US: FHFA House Price Index


Wed Oct 25 08:00:00 CDT 2017

Consensus Consensus Range Actual Previous Revised
M/M change 0.4% 0.1% to 0.5% 0.7% 0.2% 0.4%
Y/Y change 6.6% 6.3% 6.5%

Highlights
Home prices remain very firm, up a higher-than-expected 0.7 percent in August vs an upward revised 0.4 percent gain in July. The year-on-year rate is up 1 tenth and back near a 4-year high at 6.6 percent. The Pacific, at a yearly 9.3 percent gain, has moved out in front of the Mountain region at 8.3 percent. The Mid-Atlantic is in the rear as it often is, up however a still solid 5.0 percent.

FHFA prices have been holding over the 6 percent appreciation line all year with Case-Shiller data just below. Today's report will raise estimates for next week's Case-Shiller report.

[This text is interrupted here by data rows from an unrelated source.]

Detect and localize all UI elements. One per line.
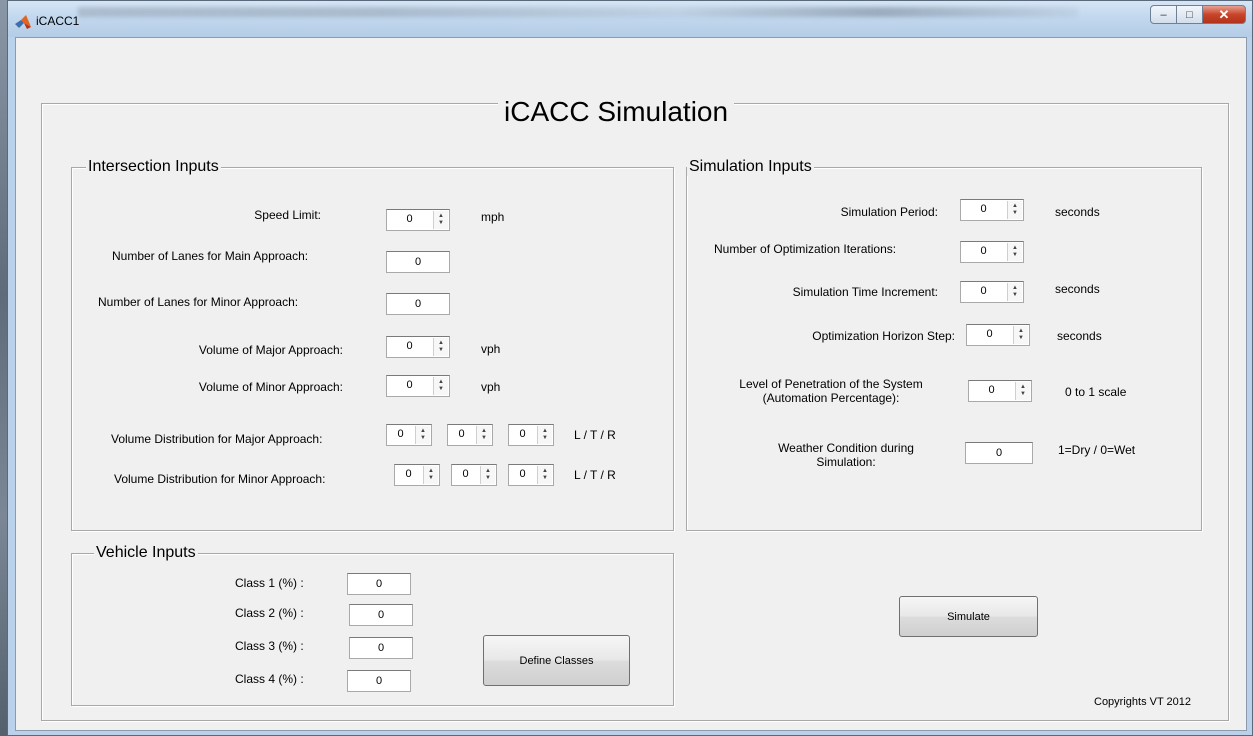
spinner-arrows-icon[interactable]: ▲ ▼	[476, 426, 491, 444]
dist-minor-left-spinner[interactable]: 0 ▲ ▼	[394, 464, 440, 486]
define-classes-button[interactable]: Define Classes	[483, 635, 630, 686]
spinner-arrows-icon[interactable]: ▲ ▼	[1013, 326, 1028, 344]
simulation-panel-title: Simulation Inputs	[687, 158, 814, 176]
dist-minor-through-spinner[interactable]: 0 ▲ ▼	[451, 464, 497, 486]
penetration-spinner[interactable]: 0 ▲ ▼	[968, 380, 1032, 402]
spinner-arrows-icon[interactable]: ▲ ▼	[1015, 382, 1030, 400]
time-inc-unit: seconds	[1055, 282, 1100, 296]
class-2-input[interactable]: 0	[349, 604, 413, 626]
horizon-unit: seconds	[1057, 329, 1102, 343]
lanes-minor-input[interactable]: 0	[386, 293, 450, 315]
dist-minor-through-value: 0	[462, 468, 469, 480]
sim-period-spinner[interactable]: 0 ▲ ▼	[960, 199, 1024, 221]
class-1-input[interactable]: 0	[347, 573, 411, 595]
spinner-arrows-icon[interactable]: ▲ ▼	[1007, 283, 1022, 301]
minimize-button[interactable]: –	[1150, 5, 1177, 24]
dist-minor-right-value: 0	[519, 468, 526, 480]
horizon-spinner[interactable]: 0 ▲ ▼	[966, 324, 1030, 346]
vehicle-panel-title: Vehicle Inputs	[94, 544, 198, 562]
app-window: iCACC1 – □ ✕ iCACC Simulation Intersecti…	[7, 0, 1253, 736]
dist-major-through-spinner[interactable]: 0 ▲ ▼	[447, 424, 493, 446]
class-4-label: Class 4 (%) :	[235, 672, 304, 686]
vol-minor-unit: vph	[481, 380, 501, 394]
dist-major-left-spinner[interactable]: 0 ▲ ▼	[386, 424, 432, 446]
spinner-arrows-icon[interactable]: ▲ ▼	[1007, 201, 1022, 219]
copyright-text: Copyrights VT 2012	[1094, 696, 1192, 708]
figure-client-area: iCACC Simulation Intersection Inputs Spe…	[15, 37, 1247, 731]
spinner-arrows-icon[interactable]: ▲ ▼	[537, 426, 552, 444]
matlab-logo-icon	[15, 15, 31, 29]
penetration-label: Level of Penetration of the System (Auto…	[739, 377, 923, 405]
dist-major-through-value: 0	[458, 428, 465, 440]
weather-unit: 1=Dry / 0=Wet	[1058, 443, 1136, 457]
horizon-label: Optimization Horizon Step:	[812, 329, 955, 343]
opt-iterations-value: 0	[980, 245, 987, 257]
penetration-value: 0	[988, 384, 995, 396]
vol-major-label: Volume of Major Approach:	[198, 343, 343, 357]
vol-major-spinner[interactable]: 0 ▲ ▼	[386, 336, 450, 358]
penetration-unit: 0 to 1 scale	[1065, 385, 1127, 399]
vol-minor-value: 0	[406, 379, 413, 391]
title-bar-blur	[78, 7, 1078, 17]
class-3-label: Class 3 (%) :	[235, 639, 304, 653]
dist-major-label: Volume Distribution for Major Approach:	[111, 432, 323, 446]
class-3-input[interactable]: 0	[349, 637, 413, 659]
dist-major-left-value: 0	[397, 428, 404, 440]
sim-period-value: 0	[980, 203, 987, 215]
page-title: iCACC Simulation	[498, 96, 735, 128]
opt-iterations-spinner[interactable]: 0 ▲ ▼	[960, 241, 1024, 263]
dist-major-right-spinner[interactable]: 0 ▲ ▼	[508, 424, 554, 446]
spinner-arrows-icon[interactable]: ▲ ▼	[433, 338, 448, 356]
dist-major-right-value: 0	[519, 428, 526, 440]
spinner-arrows-icon[interactable]: ▲ ▼	[433, 377, 448, 395]
speed-limit-unit: mph	[481, 210, 505, 224]
sim-period-label: Simulation Period:	[840, 205, 938, 219]
spinner-arrows-icon[interactable]: ▲ ▼	[1007, 243, 1022, 261]
weather-input[interactable]: 0	[965, 442, 1033, 464]
speed-limit-value: 0	[406, 213, 413, 225]
simulation-panel	[686, 167, 1202, 531]
weather-label: Weather Condition during Simulation:	[778, 441, 914, 469]
class-2-label: Class 2 (%) :	[235, 606, 304, 620]
vol-major-unit: vph	[481, 342, 501, 356]
simulate-button[interactable]: Simulate	[899, 596, 1038, 637]
close-button[interactable]: ✕	[1202, 5, 1246, 24]
spinner-arrows-icon[interactable]: ▲ ▼	[537, 466, 552, 484]
lanes-main-input[interactable]: 0	[386, 251, 450, 273]
class-4-input[interactable]: 0	[347, 670, 411, 692]
intersection-panel-title: Intersection Inputs	[86, 158, 221, 176]
speed-limit-spinner[interactable]: 0 ▲ ▼	[386, 209, 450, 231]
dist-major-unit: L / T / R	[574, 428, 616, 442]
class-1-label: Class 1 (%) :	[235, 576, 304, 590]
window-controls: – □ ✕	[1150, 5, 1246, 24]
horizon-value: 0	[986, 328, 993, 340]
title-bar[interactable]: iCACC1 – □ ✕	[8, 1, 1252, 37]
window-title: iCACC1	[36, 14, 80, 28]
vol-major-value: 0	[406, 340, 413, 352]
spinner-arrows-icon[interactable]: ▲ ▼	[423, 466, 438, 484]
lanes-main-label: Number of Lanes for Main Approach:	[112, 249, 309, 263]
dist-minor-label: Volume Distribution for Minor Approach:	[114, 472, 326, 486]
maximize-button[interactable]: □	[1176, 5, 1203, 24]
time-inc-spinner[interactable]: 0 ▲ ▼	[960, 281, 1024, 303]
dist-minor-right-spinner[interactable]: 0 ▲ ▼	[508, 464, 554, 486]
lanes-minor-label: Number of Lanes for Minor Approach:	[98, 295, 299, 309]
speed-limit-label: Speed Limit:	[254, 208, 321, 222]
sim-period-unit: seconds	[1055, 205, 1100, 219]
dist-minor-unit: L / T / R	[574, 468, 616, 482]
spinner-arrows-icon[interactable]: ▲ ▼	[415, 426, 430, 444]
vol-minor-label: Volume of Minor Approach:	[198, 380, 343, 394]
time-inc-value: 0	[980, 285, 987, 297]
time-inc-label: Simulation Time Increment:	[792, 285, 938, 299]
spinner-arrows-icon[interactable]: ▲ ▼	[433, 211, 448, 229]
vol-minor-spinner[interactable]: 0 ▲ ▼	[386, 375, 450, 397]
dist-minor-left-value: 0	[405, 468, 412, 480]
opt-iterations-label: Number of Optimization Iterations:	[714, 242, 897, 256]
spinner-arrows-icon[interactable]: ▲ ▼	[480, 466, 495, 484]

Market Consensus Before Announcement
Appreciation in home prices has been perhaps this year's best economic story, running at roughly a 6 percent annual rate and giving an important lift to household wealth. Yet appreciation has been slowing in recent months in line with weakness in home sales. The FHFA house price index managed only a 0.2 percent monthly gain in July with the rate expected to rise to 0.4 percent in August.

Definition
The Federal Housing Finance Agency (FHFA) House Price Index (HPI) covers single-family housing, using data provided by Fannie Mae and Freddie Mac. The House Price Index is derived from transactions involving conforming conventional mortgages purchased or securitized by Fannie Mae or Freddie Mac. In contrast to other house price indexes, the sample is limited by the ceiling amount for conforming loans purchased by these government-sponsored enterprises (GSE). Mortgages insured by the FHA, VA, or other federal entities are excluded because they are not "conventional" loans. The FHFA House Price Index is a repeat transactions measure. It compares prices or appraised values for similar houses.



Description
Home values affect much in the economy - especially the housing and consumer sectors. Periods of rising home values encourage new construction while periods of soft home prices can damp housing starts. Changes in home values play key roles in consumer spending and in consumer financial health. During the first half of this decade sharply rising home prices boosted how much home equity households held. In turn, this increased consumers' ability to spend, based on wealth effects and from being able to draw upon expanding home equity lines of credit.

With the onset of the credit crunch in mid-2007, weakness in home prices has had the reverse impact on the economy. New housing construction has been impaired and consumers have not been able to draw on home equity lines of credit as in recent years. But an additional problem for consumers is that a decline in home values reduces the ability of a home owner to refinance. During 2007, 2008, and into 2009 this became a major problem for subprime mortgage borrowers as adjustable rate mortgages reached the end of the low, "teaser rate" phase and ratcheted upward. Many subprime borrowers had bet on higher home values to lead to refinancing into an affordable fixed rate mortgage but with home equity values down, some lenders balked at refinancing subprime borrowers.